Wednesday, March 6, 2013 | 6:46 p.m. CST; updated 7:49 p.m. CST, Wednesday, March 6, 2013
MU guard Lianna Doty drives to the basket during the game against South Carolina on Feb. 28 at Mizzou Arena.

COLUMBIA — When it came to the turnovers that plagued the Missouri women's basketball team during its five-game losing streak, it was difficult to know where to start.

It was a problem that kept coach Robin Pingeton up at night.

She went back to it over and over again in press conferences, her normally calm coaching demeanor giving way to a raised voice tinged with frustration.

"I think the hard thing is, it's different players on different nights," Pingeton said. "When one player kind of shores it up a little bit and is a little bit stronger with the ball, we've got another person that steps up and fills that void of having some careless mistakes."

To begin to attack the problem, she decided to start at the top of the key.

All season, Pingeton has been mixing and matching her two point guards, sophomore Kyley Simmons and freshman Lianna Doty, trying to find just the right combination.

Simmons is a more typical point guard with a year of experience as a starter under her belt. She averaged around 1.5 turnovers per game during the regular season.

Doty, a risk-taking freshman, leads the team in assists and steals but also in turnovers, averaging nearly five per game.

"Her Achilles' heel has been playing too fast," Pingeton said of Doty. "We joke maybe sometimes we should have her run four miles before the game to slow her down a little bit." 

Doty has taken to the film room, rewatching mistakes and working in practice to eliminate them.

"A lot of them are miscommunication errors," Doty said. "So you say, 'OK, next time, this is what we're going to do: Make eye contact, or let me know where you're going, so I can know those kinds of things.'"

Simmons joined her teammate in honing in on turnovers.

"There comes a point in time when you just have to know not to make the iffy pass," Simmons said. "That was our big thing. Together, we just had to be more focused on what we're doing and who we're passing to."

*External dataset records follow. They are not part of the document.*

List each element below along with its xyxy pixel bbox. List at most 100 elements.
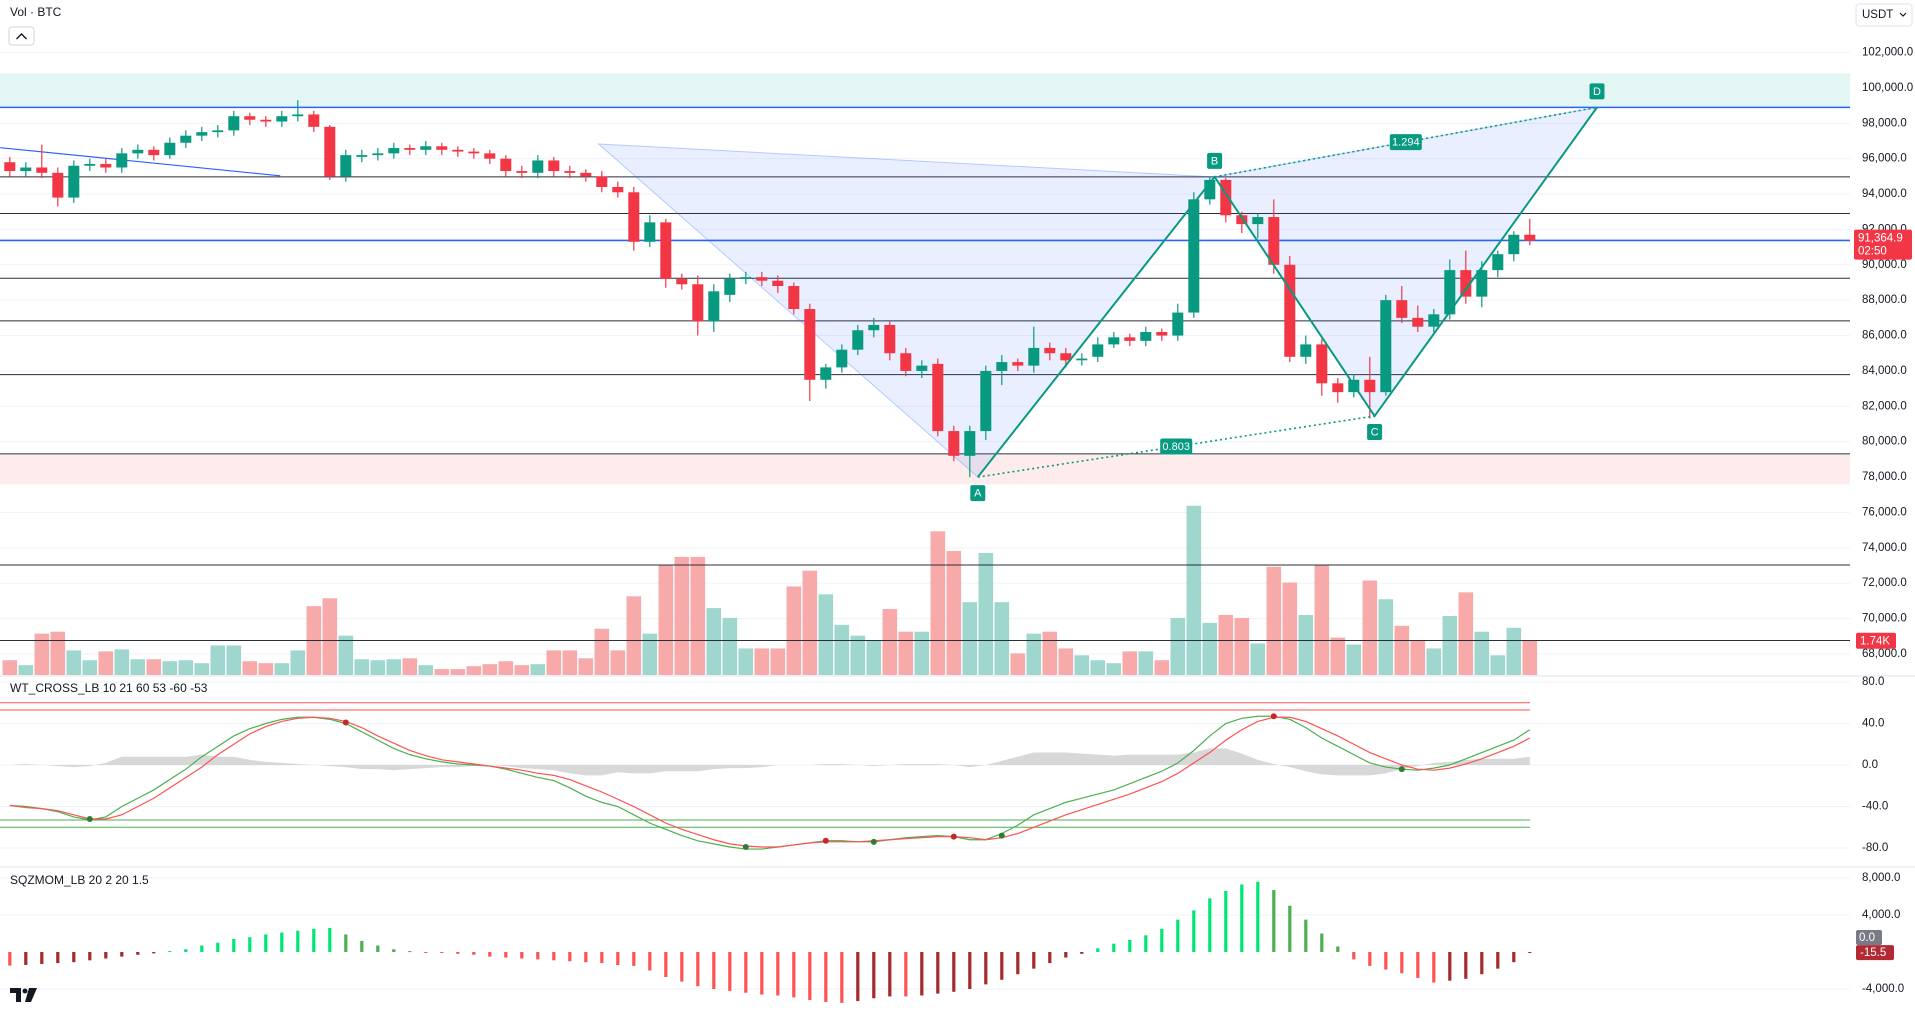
currency-dropdown[interactable]: USDT	[1855, 3, 1913, 27]
candle-body	[676, 278, 688, 285]
momentum-bar	[328, 927, 332, 952]
candle-body	[964, 431, 976, 456]
volume-bar	[994, 602, 1010, 675]
candle-body	[1268, 217, 1280, 265]
candle-body	[1220, 179, 1232, 216]
candle-body	[100, 163, 112, 168]
y-tick-label: 80,000.0	[1862, 436, 1907, 448]
momentum-bar	[1384, 951, 1388, 970]
volume-bar	[450, 669, 466, 675]
candle-body	[276, 116, 288, 122]
candle-body	[660, 222, 672, 279]
momentum-bar	[408, 951, 412, 953]
momentum-bar	[536, 951, 540, 960]
cross-signal	[950, 833, 957, 840]
momentum-bar	[1512, 951, 1516, 963]
candle-body	[436, 146, 448, 150]
volume-bar	[1330, 637, 1346, 675]
momentum-bar	[392, 949, 396, 952]
volume-bar	[146, 659, 162, 675]
momentum-bar	[776, 951, 780, 996]
candle-body	[196, 132, 208, 136]
volume-bar	[258, 663, 274, 675]
volume-bar	[578, 658, 594, 675]
candle-body	[452, 149, 464, 152]
candle-body	[900, 353, 912, 371]
collapse-button-box[interactable]	[8, 26, 35, 46]
volume-bar	[434, 669, 450, 675]
volume-bar	[1042, 631, 1058, 675]
candle-body	[708, 291, 720, 322]
candle-body	[500, 158, 512, 172]
candle-body	[4, 162, 16, 172]
candle-body	[980, 370, 992, 432]
candle-body	[244, 116, 256, 120]
candle-body	[1316, 344, 1328, 384]
candle-body	[564, 171, 576, 173]
momentum-bar	[1128, 939, 1132, 952]
candle-body	[1380, 300, 1392, 393]
pattern-point-label: A	[974, 487, 982, 499]
candle-body	[116, 153, 128, 168]
candle-body	[820, 367, 832, 380]
volume-bar	[610, 650, 626, 675]
volume-bar	[1266, 566, 1282, 675]
candle-body	[1428, 314, 1440, 327]
momentum-bar	[1320, 933, 1324, 952]
momentum-bar	[824, 951, 828, 1002]
momentum-bar	[152, 951, 156, 954]
momentum-bar	[600, 951, 604, 964]
momentum-bar	[840, 951, 844, 1003]
momentum-bar	[424, 951, 428, 953]
volume-bar	[1474, 631, 1490, 675]
volume-bar	[930, 531, 946, 675]
y-tick-label: 72,000.0	[1862, 577, 1907, 589]
candle-body	[420, 146, 432, 150]
candle-body	[388, 148, 400, 154]
candle-body	[148, 149, 160, 156]
currency-box[interactable]	[1855, 3, 1913, 27]
volume-bar	[658, 564, 674, 675]
volume-bar	[706, 608, 722, 675]
momentum-bar	[648, 951, 652, 971]
y-tick-label: 86,000.0	[1862, 330, 1907, 342]
momentum-bar	[504, 951, 508, 958]
candle-body	[1012, 362, 1024, 366]
candle-body	[1300, 344, 1312, 357]
momentum-bar	[88, 951, 92, 961]
y-tick-label: 74,000.0	[1862, 542, 1907, 554]
volume-bar	[1058, 648, 1074, 675]
pattern-point-label: D	[1593, 86, 1601, 98]
momentum-bar	[1272, 890, 1276, 952]
momentum-bar	[1432, 951, 1436, 983]
candle-body	[1076, 358, 1088, 361]
candle-body	[260, 119, 272, 122]
volume-bar	[1410, 640, 1426, 675]
collapse-button[interactable]	[8, 26, 35, 46]
momentum-bar	[664, 951, 668, 977]
momentum-bar	[584, 951, 588, 963]
squeeze-tag	[1856, 929, 1882, 945]
indicator-title: SQZMOM_LB 20 2 20 1.5	[10, 873, 149, 887]
momentum-bar	[808, 951, 812, 1001]
momentum-bar	[312, 928, 316, 952]
momentum-bar	[1144, 935, 1148, 952]
volume-bar	[1362, 580, 1378, 675]
volume-bar	[274, 663, 290, 675]
volume-bar	[98, 651, 114, 675]
cross-signal	[742, 844, 749, 851]
momentum-bar	[968, 951, 972, 990]
candle-body	[1252, 217, 1264, 225]
volume-bar	[1170, 617, 1186, 675]
y-tick-label: 68,000.0	[1862, 648, 1907, 660]
indicator-title: WT_CROSS_LB 10 21 60 53 -60 -53	[10, 681, 208, 695]
volume-bar	[914, 631, 930, 675]
cross-signal	[870, 838, 877, 845]
volume-bar	[386, 659, 402, 675]
candle-body	[916, 365, 928, 371]
price-tag-label: 91,364.9	[1858, 233, 1903, 245]
candle-body	[1044, 347, 1056, 354]
volume-tag	[1856, 632, 1896, 649]
candle-body	[1028, 347, 1040, 366]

Simmons said she watched Doty to pick up on ways to be more aggressive on defense, while Doty watched Simmons for an example of how to stay in control while still creating plays.

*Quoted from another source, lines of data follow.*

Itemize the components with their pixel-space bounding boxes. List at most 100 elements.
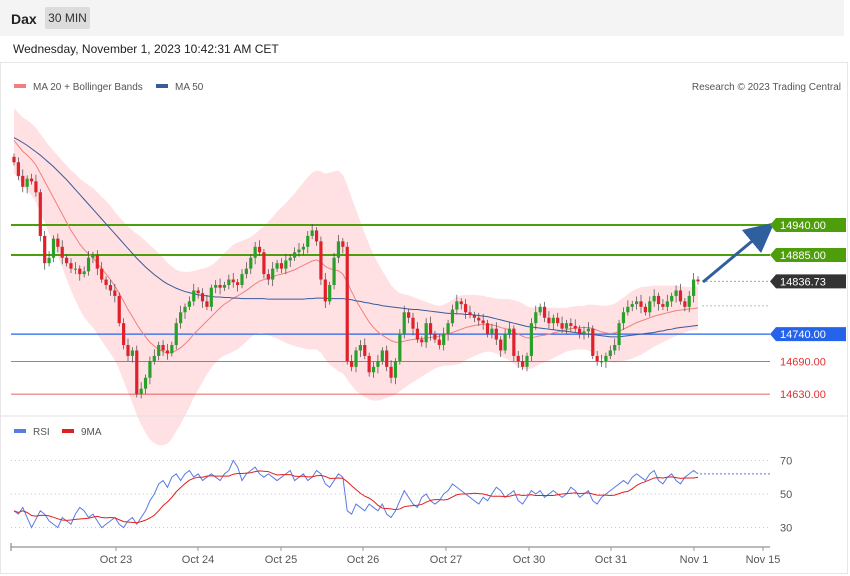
candle-down xyxy=(69,263,73,269)
candle-down xyxy=(126,345,130,356)
candle-down xyxy=(43,235,47,264)
candle-down xyxy=(196,290,200,294)
timeframe-button[interactable]: 30 MIN xyxy=(45,7,90,29)
candle-down xyxy=(656,295,661,305)
candle-down xyxy=(591,328,595,356)
candle-up xyxy=(192,290,196,302)
candle-up xyxy=(240,274,244,286)
rsi-legend-label: 9MA xyxy=(81,427,102,438)
level-tag-bg xyxy=(770,217,846,232)
candle-down xyxy=(481,320,485,324)
candle-up xyxy=(25,178,29,187)
credit-text: Research © 2023 Trading Central xyxy=(692,82,841,93)
candle-down xyxy=(350,361,354,367)
projection-arrow xyxy=(702,222,775,284)
x-axis-label: Nov 15 xyxy=(746,554,781,566)
candle-up xyxy=(652,295,656,302)
candle-down xyxy=(499,339,503,351)
candle-down xyxy=(117,295,121,324)
x-axis-label: Oct 27 xyxy=(430,554,462,566)
instrument-title: Dax xyxy=(11,11,37,27)
level-tag-bg xyxy=(770,248,846,262)
candle-up xyxy=(398,334,402,362)
candle-down xyxy=(512,328,516,356)
legend-label: MA 20 + Bollinger Bands xyxy=(33,82,143,93)
candle-down xyxy=(683,301,687,307)
candle-up xyxy=(564,323,569,329)
candle-down xyxy=(56,238,60,247)
candle-down xyxy=(477,317,481,321)
candle-down xyxy=(266,274,270,280)
candle-up xyxy=(249,257,253,269)
candle-up xyxy=(604,355,608,362)
candle-down xyxy=(161,345,165,351)
candle-up xyxy=(534,312,538,324)
candle-up xyxy=(442,334,446,346)
candle-up xyxy=(538,306,542,313)
candle-down xyxy=(363,345,367,356)
candle-down xyxy=(60,246,64,258)
rsi-line xyxy=(13,459,699,529)
candle-down xyxy=(16,162,20,176)
candle-up xyxy=(630,304,634,307)
x-axis-label: Oct 23 xyxy=(100,554,132,566)
candle-up xyxy=(244,268,248,275)
x-axis-label: Oct 25 xyxy=(265,554,297,566)
candle-up xyxy=(51,238,56,258)
candle-up xyxy=(626,306,630,313)
candle-down xyxy=(639,301,643,307)
level-tag-bg xyxy=(770,327,846,342)
candle-up xyxy=(608,350,612,356)
candle-down xyxy=(345,246,349,362)
level-tag-label: 14940.00 xyxy=(780,220,826,232)
candle-down xyxy=(104,279,108,286)
candle-up xyxy=(227,279,231,286)
candle-up xyxy=(183,306,187,313)
x-axis-label: Nov 1 xyxy=(680,554,709,566)
candle-up xyxy=(635,301,639,305)
candle-down xyxy=(218,285,222,288)
candle-down xyxy=(21,175,25,187)
level-tag-label: 14885.00 xyxy=(780,250,826,262)
candle-down xyxy=(521,361,525,367)
x-axis-label: Oct 31 xyxy=(595,554,627,566)
candle-up xyxy=(393,361,398,378)
level-tag-label: 14740.00 xyxy=(780,329,826,341)
rsi-ma-line xyxy=(13,470,699,524)
candle-up xyxy=(82,271,86,275)
candle-down xyxy=(122,323,126,346)
candle-up xyxy=(354,350,358,367)
candle-up xyxy=(47,257,51,264)
candle-down xyxy=(696,279,700,282)
bollinger-band xyxy=(14,107,698,446)
candle-up xyxy=(674,290,678,296)
rsi-tick-label: 50 xyxy=(780,489,792,501)
candle-down xyxy=(12,156,16,163)
candle-down xyxy=(407,312,411,318)
candle-down xyxy=(65,257,69,264)
legend-swatch xyxy=(14,84,26,88)
candle-up xyxy=(174,323,178,346)
candle-down xyxy=(257,246,262,253)
candle-down xyxy=(113,290,117,296)
rsi-legend-swatch xyxy=(62,429,74,433)
candle-down xyxy=(95,255,99,269)
candle-down xyxy=(468,312,472,316)
candle-up xyxy=(586,328,590,332)
candle-up xyxy=(446,323,450,335)
candle-down xyxy=(459,301,463,305)
candle-down xyxy=(135,350,139,395)
candle-up xyxy=(139,388,143,395)
candle-down xyxy=(556,317,560,324)
candle-up xyxy=(687,295,691,307)
candle-down xyxy=(494,328,498,340)
candle-down xyxy=(100,268,104,280)
candle-up xyxy=(529,323,533,356)
candle-up xyxy=(670,295,674,302)
candle-up xyxy=(599,361,604,363)
candle-down xyxy=(319,241,323,280)
candle-down xyxy=(678,290,683,302)
candle-down xyxy=(34,181,38,193)
candle-down xyxy=(231,279,235,283)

The pair helped the team cut down on turnovers and win its last two regular-season games, combining for only four turnovers against South Carolina and three against Alabama. 

In her team's first year in the defense-oriented Southeastern Conference, Pingeton said she was encouraged by the growth in her young players. 

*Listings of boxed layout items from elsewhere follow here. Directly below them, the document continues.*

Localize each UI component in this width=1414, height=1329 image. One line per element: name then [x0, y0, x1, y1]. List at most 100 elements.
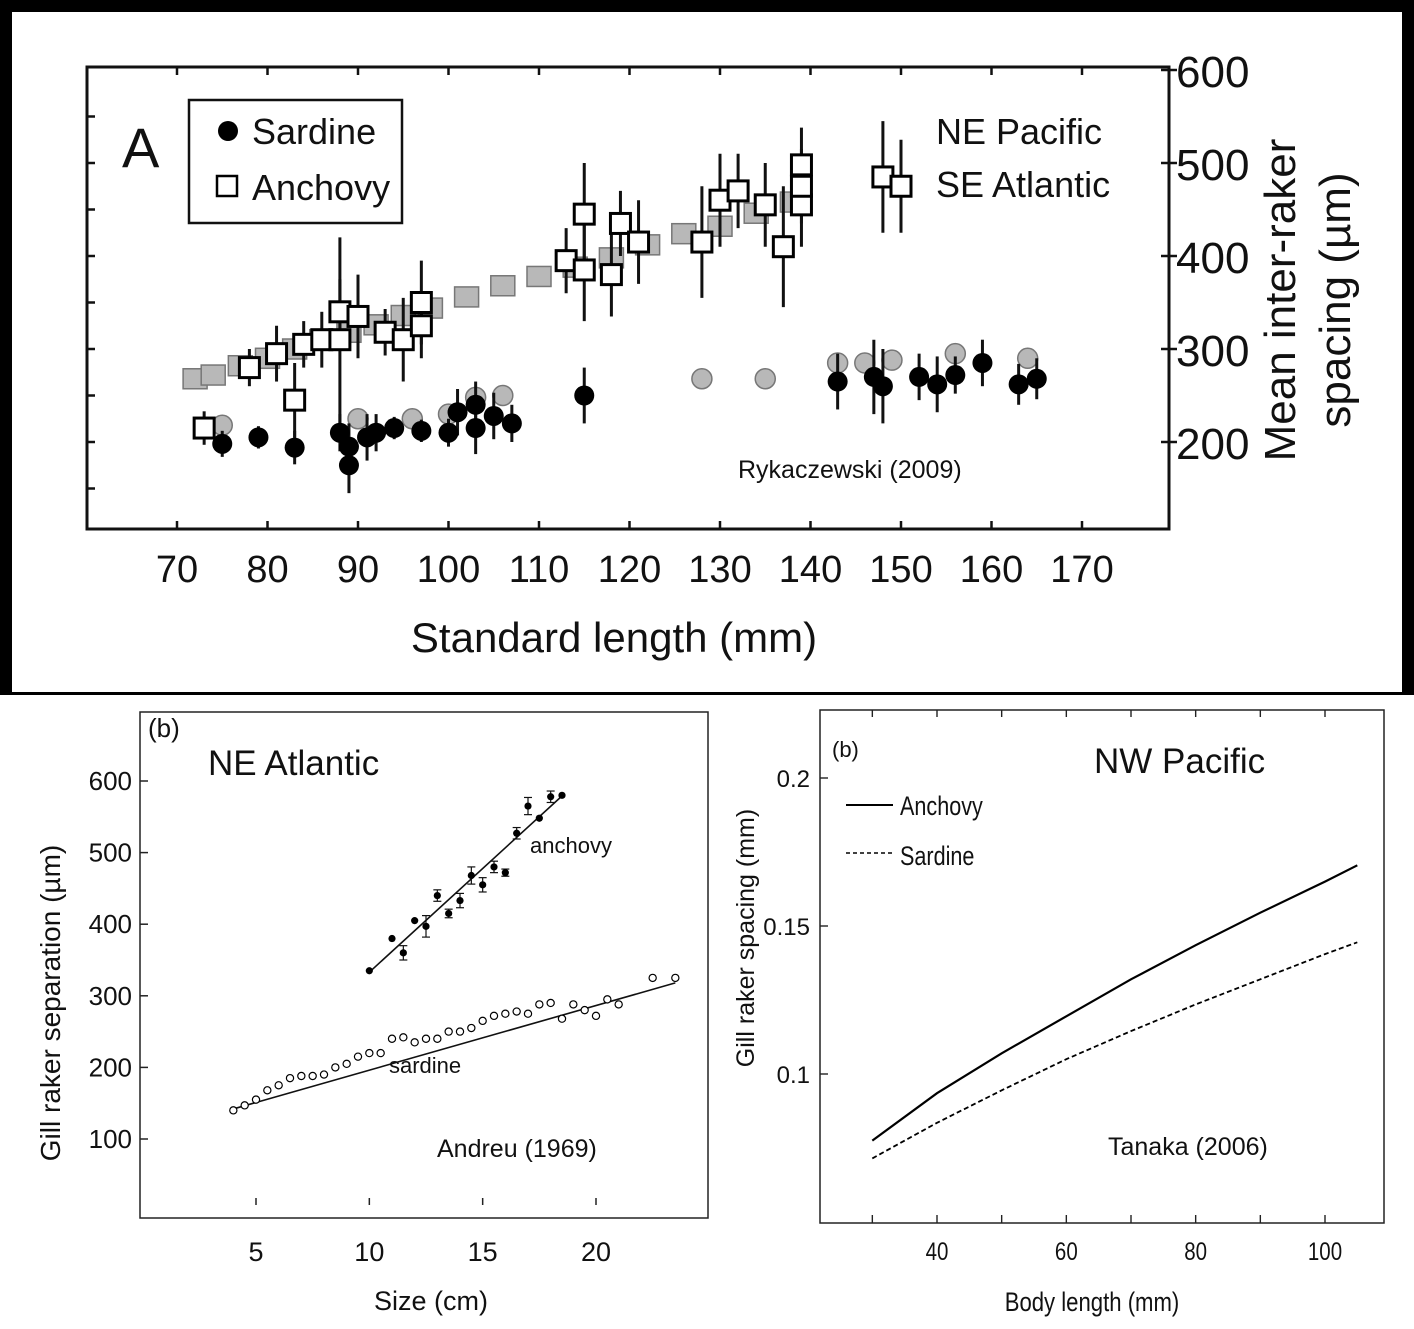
legend-label-anchovy: Anchovy — [900, 792, 983, 822]
series-line-sardine — [871, 941, 1358, 1160]
sardine-point — [319, 1070, 329, 1079]
grey-circle-point — [691, 368, 713, 390]
y-tick-label: 400 — [89, 909, 132, 939]
anchovy-point — [789, 174, 813, 198]
sardine-point — [603, 995, 612, 1004]
sardine-point — [489, 1011, 499, 1021]
anchovy-point — [490, 863, 498, 871]
chart-tanaka: 40 60 80 100 0.1 0.15 0.2 (b) NW Pacific Anch… — [732, 709, 1385, 1318]
anchovy-point — [346, 304, 370, 328]
sardine-point — [501, 413, 522, 434]
sardine-point — [411, 420, 432, 441]
legend-marker-anchovy — [215, 174, 239, 198]
anchovy-point — [535, 814, 543, 822]
sardine-point — [331, 1063, 340, 1072]
series-line-anchovy — [871, 864, 1358, 1142]
sardine-point — [212, 433, 233, 454]
annotation-source: Rykaczewski (2009) — [738, 456, 962, 484]
x-tick-label: 80 — [246, 549, 288, 591]
sardine-point — [465, 394, 486, 415]
anchovy-point — [608, 211, 632, 235]
anchovy-point — [479, 881, 487, 889]
grey-circle-point — [347, 408, 369, 430]
anchovy-point — [789, 153, 813, 177]
annotation-nw-pacific: NW Pacific — [1094, 742, 1265, 781]
sardine-point — [251, 1095, 261, 1104]
x-tick-label: 60 — [1055, 1237, 1078, 1265]
anchovy-point — [445, 909, 453, 918]
sardine-point — [455, 1027, 465, 1036]
sardine-point — [591, 1011, 601, 1021]
sardine-point — [872, 376, 893, 397]
sardine-point — [569, 1000, 578, 1009]
annotation-ne-pacific: NE Pacific — [936, 111, 1102, 152]
grey-square-point — [490, 275, 516, 297]
sardine-point — [263, 1086, 272, 1095]
sardine-point — [546, 998, 555, 1008]
y-tick-label: 0.15 — [763, 914, 810, 941]
annotation-source: Andreu (1969) — [437, 1135, 597, 1163]
legend-box — [187, 98, 404, 225]
y-axis-label: Gill raker separation (µm) — [35, 845, 66, 1161]
x-tick-label: 170 — [1050, 549, 1113, 591]
anchovy-point — [192, 416, 216, 440]
grey-square-point — [526, 265, 552, 288]
sardine-point — [614, 1000, 623, 1009]
label-sardine: sardine — [389, 1053, 461, 1078]
sardine-point — [535, 1000, 544, 1009]
sardine-point — [387, 1034, 397, 1043]
x-tick-label: 150 — [869, 549, 932, 591]
plot-frame — [85, 65, 1171, 531]
y-tick-label: 100 — [89, 1124, 132, 1154]
sardine-point — [671, 973, 680, 983]
x-tick-label: 15 — [468, 1237, 498, 1267]
sardine-point — [523, 1009, 533, 1018]
anchovy-point — [365, 967, 373, 975]
sardine-point — [399, 1033, 408, 1042]
x-tick-label: 160 — [960, 549, 1023, 591]
anchovy-point — [328, 328, 352, 352]
y-axis-label-line1: Mean inter-raker — [1256, 139, 1305, 462]
sardine-point — [580, 1005, 589, 1015]
sardine-point — [467, 1023, 476, 1033]
sardine-point — [501, 1009, 510, 1018]
sardine-point — [438, 422, 459, 443]
grey-circle-point — [881, 349, 903, 371]
anchovy-point — [467, 871, 475, 880]
sardine-point — [353, 1052, 363, 1061]
legend-label-sardine: Sardine — [900, 842, 974, 872]
anchovy-point — [409, 314, 433, 338]
anchovy-point — [889, 174, 913, 198]
annotation-se-atlantic: SE Atlantic — [936, 164, 1110, 205]
y-tick-label: 600 — [89, 766, 132, 796]
x-tick-label: 140 — [779, 549, 842, 591]
anchovy-point — [283, 388, 307, 412]
anchovy-point — [771, 235, 795, 259]
x-axis-label: Body length (mm) — [1005, 1288, 1180, 1318]
anchovy-point — [558, 791, 566, 799]
sardine-point — [1008, 374, 1029, 395]
anchovy-point — [599, 263, 623, 287]
x-tick-label: 100 — [1308, 1237, 1342, 1265]
legend-marker-sardine — [218, 121, 238, 141]
sardine-point — [297, 1071, 306, 1081]
x-tick-label: 70 — [156, 549, 198, 591]
sardine-point — [342, 1059, 351, 1069]
sardine-point — [972, 352, 993, 373]
anchovy-point — [388, 934, 396, 943]
sardine-point — [248, 427, 269, 448]
anchovy-point — [572, 258, 596, 282]
x-tick-label: 100 — [417, 549, 480, 591]
sardine-point — [229, 1106, 238, 1115]
sardine-point — [384, 418, 405, 439]
grey-square-point — [453, 286, 480, 308]
anchovy-point — [524, 802, 532, 810]
fit-line-anchovy — [368, 793, 565, 973]
sardine-point — [376, 1048, 385, 1058]
x-tick-label: 40 — [926, 1237, 949, 1265]
y-tick-label: 300 — [1176, 327, 1249, 376]
chart-andreu: 5 10 15 20 100 200 300 400 500 600 (b) NE Atlant… — [35, 711, 709, 1316]
anchovy-point — [513, 829, 521, 837]
anchovy-point — [433, 891, 441, 900]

"You look at some of the other great point guards in the SEC, they are surrounded by other (future) WNBA players, All-American kids," Pingeton said. "I think it makes your job a little bit easier. We're not there yet."

Missouri will look to continue cutting down on turnovers in this week's SEC tournament. The Tigers already have 17 wins and are eligible for postseason play, but any victories this week could help improve the team's standing.

Missouri received the No. 10 seed in the tournament and will open play with a game on Thursday in Duluth, Ga., against Vanderbilt.